September Air Service Update

At the onset of Covid-19, airline passenger traffic plunged 95% in the U.S. but began to recover in May.  When the Covid cases spiked in July, travel demand stalled for seven weeks.  Labor Day weekend broke us out of that stagnation and the highest number of passengers flew out of ICT since the pandemic hit.

ICT’s growth since the first week in May is outpacing the U.S. growth, but we have a long way to go.  The growth has been mostly from the leisure traveler.  Surprisingly, last week showed the most growth since the pandemic hit. Perhaps the business traveler is returning to the skies.

The CARES Act provided a $50B coronavirus aid package to airlines with the mandate that airlines continue to provide a minimum level of service to all the destinations they had served prior to the pandemic (some airlines were exempted).  Also, airline employees must keep their jobs and pay.

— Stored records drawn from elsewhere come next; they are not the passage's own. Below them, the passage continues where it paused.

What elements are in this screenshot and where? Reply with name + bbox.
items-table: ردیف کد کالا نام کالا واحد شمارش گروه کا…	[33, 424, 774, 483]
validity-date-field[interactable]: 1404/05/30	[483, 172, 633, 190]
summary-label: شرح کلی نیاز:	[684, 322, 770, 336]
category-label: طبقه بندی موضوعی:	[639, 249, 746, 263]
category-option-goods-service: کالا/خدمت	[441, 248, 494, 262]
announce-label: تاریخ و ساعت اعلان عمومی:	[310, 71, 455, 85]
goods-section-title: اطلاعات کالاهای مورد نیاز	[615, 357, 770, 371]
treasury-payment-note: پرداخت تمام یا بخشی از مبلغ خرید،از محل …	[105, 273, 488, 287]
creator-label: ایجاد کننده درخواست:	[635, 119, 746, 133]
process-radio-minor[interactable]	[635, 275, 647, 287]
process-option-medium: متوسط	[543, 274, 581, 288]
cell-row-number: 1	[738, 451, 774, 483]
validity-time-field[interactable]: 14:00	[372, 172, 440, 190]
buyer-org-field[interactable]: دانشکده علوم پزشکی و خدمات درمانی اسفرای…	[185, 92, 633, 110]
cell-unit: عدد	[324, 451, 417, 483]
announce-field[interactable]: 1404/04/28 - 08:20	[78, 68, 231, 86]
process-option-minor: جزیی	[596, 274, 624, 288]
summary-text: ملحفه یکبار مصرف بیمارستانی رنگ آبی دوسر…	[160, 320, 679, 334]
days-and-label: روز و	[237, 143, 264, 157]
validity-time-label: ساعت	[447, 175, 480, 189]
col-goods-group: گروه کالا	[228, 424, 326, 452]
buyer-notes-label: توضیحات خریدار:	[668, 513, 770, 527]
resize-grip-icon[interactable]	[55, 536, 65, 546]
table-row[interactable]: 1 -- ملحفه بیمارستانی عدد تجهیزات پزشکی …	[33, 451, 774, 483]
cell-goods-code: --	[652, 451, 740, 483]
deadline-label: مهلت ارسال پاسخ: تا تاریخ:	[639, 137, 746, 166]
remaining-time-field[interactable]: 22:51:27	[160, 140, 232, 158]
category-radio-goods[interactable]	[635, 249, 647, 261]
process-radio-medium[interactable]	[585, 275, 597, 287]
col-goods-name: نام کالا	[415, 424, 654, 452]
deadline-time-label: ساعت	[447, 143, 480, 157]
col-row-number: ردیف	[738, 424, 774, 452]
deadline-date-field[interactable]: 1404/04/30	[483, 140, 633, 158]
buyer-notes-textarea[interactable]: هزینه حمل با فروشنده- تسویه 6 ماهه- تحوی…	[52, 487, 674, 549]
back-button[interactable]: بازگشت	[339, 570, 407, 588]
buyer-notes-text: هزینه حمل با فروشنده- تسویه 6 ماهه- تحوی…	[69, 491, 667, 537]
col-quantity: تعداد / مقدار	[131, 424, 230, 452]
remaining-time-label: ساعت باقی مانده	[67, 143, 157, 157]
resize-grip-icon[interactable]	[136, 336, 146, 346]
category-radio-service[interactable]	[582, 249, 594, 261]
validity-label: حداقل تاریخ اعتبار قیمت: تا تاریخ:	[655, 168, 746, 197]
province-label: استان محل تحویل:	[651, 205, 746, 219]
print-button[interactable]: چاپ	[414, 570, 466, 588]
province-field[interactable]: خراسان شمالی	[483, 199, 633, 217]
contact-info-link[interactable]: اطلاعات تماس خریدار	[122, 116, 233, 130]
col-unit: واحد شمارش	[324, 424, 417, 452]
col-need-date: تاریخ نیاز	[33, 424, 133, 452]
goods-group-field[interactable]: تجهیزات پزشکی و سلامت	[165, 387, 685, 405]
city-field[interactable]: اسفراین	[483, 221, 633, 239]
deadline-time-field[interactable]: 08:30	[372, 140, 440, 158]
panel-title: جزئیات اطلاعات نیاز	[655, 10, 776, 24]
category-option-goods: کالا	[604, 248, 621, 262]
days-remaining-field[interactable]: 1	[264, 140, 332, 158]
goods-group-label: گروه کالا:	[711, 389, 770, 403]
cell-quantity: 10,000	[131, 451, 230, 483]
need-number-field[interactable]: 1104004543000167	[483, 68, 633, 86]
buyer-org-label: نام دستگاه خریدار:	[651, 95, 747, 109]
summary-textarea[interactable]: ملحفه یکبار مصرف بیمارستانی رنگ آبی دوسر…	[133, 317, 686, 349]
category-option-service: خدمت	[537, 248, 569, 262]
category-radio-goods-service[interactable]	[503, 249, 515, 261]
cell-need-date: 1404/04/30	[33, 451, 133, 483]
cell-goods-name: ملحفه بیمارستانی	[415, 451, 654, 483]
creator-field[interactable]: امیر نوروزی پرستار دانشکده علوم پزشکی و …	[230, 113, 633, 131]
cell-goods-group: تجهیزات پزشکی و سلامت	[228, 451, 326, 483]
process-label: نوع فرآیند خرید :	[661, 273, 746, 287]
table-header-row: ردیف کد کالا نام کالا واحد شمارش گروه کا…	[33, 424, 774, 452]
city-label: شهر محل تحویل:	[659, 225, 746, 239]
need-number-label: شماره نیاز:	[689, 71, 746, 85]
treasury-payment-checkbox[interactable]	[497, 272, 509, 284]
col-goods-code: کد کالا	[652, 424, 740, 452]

Those requirements end September 30. 

On October 1, airlines will have to cover the cost of salaries again, which amounted to $12.6B in 2019, or 33% of the operating expenses.  Airlines have already begun reducing flights and warning employees of furloughs and layoffs.

U.S. carriers are pushing Congress for more financial support.  Congress is considering a PSP expansion as part of an additional round of pandemic-related relief, but Democrats and Republicans are at a standstill. Senate Republicans introduced a bill on Sept. 21 to extend PSP through March 21. The Air Carrier Worker Support Extension Act, introduced by a pair of Senate Republicans, seeks to bypass congressional gridlock surrounding a larger coronavirus relief package by making airline industry aid into a standalone bill. About $28 billion is earmarked for passenger airlines, cargo airlines and contractors. The additional relief is needed to prevent more than 60,000 aviation sector employees from losing their jobs beginning Oct. 1.1 This is what we know:

  • Southwest plans to cut 40% of its flights from the October schedule – that means 35,000 fewer flights.  In Wichita, Southwest will add Denver and suspend Phoenix and Las Vegas. 
  • American suspended all service in 15 cities-not Wichita. 
  • American plans to furlough up to 25,000 workers this fall.
  • Spirit Airlines may furlough 20% to 30% of employees. 
  • Alaska Airlines may lay off 1,600 Washington state employees.
  • United plans to cut more than 16,370 jobs starting October 1.  The cuts include 2,850 pilot jobs this year, or about 21% of the total, without further U.S. government aid.
  • Delta plans to furlough 1,941 pilots in October.  Close to 2,000 pilots have already applied for early retirements.
  • Delta asked 3,000 flight attendants to take unpaid leave and work shorter schedules to avoid furloughs.

Comparing August to October, domestic scheduled passenger airlines have cut over 2.4 million seats (-4.6%) and 16,800 flights (-4.2%) from their network.

With passengers booking flights within about 30 days, most airlines have had to adjust and are publishing short-term schedules – mostly 60 days out instead of at least six months out. Airlines are monitoring demand and will adjust capacity where needed.

If you are considering flying for Thanksgiving, there will be additional capacity in November. In fact, based on what is scheduled, Wichita will have as many as 35 weekly flights, which is about the same as last year.

If you fly, remember these basic requirements:

  • Wear a mask in the terminal and on the plane
  • Maintain a 6 ft. distance from people who are not in your party
  • Wash hands and use hand sanitizer often
  • Don’t travel if you are not feeling well

Depending on the length of your flight, your airline may not be serving snacks or drinks; bring a snack with you. Refer to these tips and links to helpful information at ICTReadyToFly.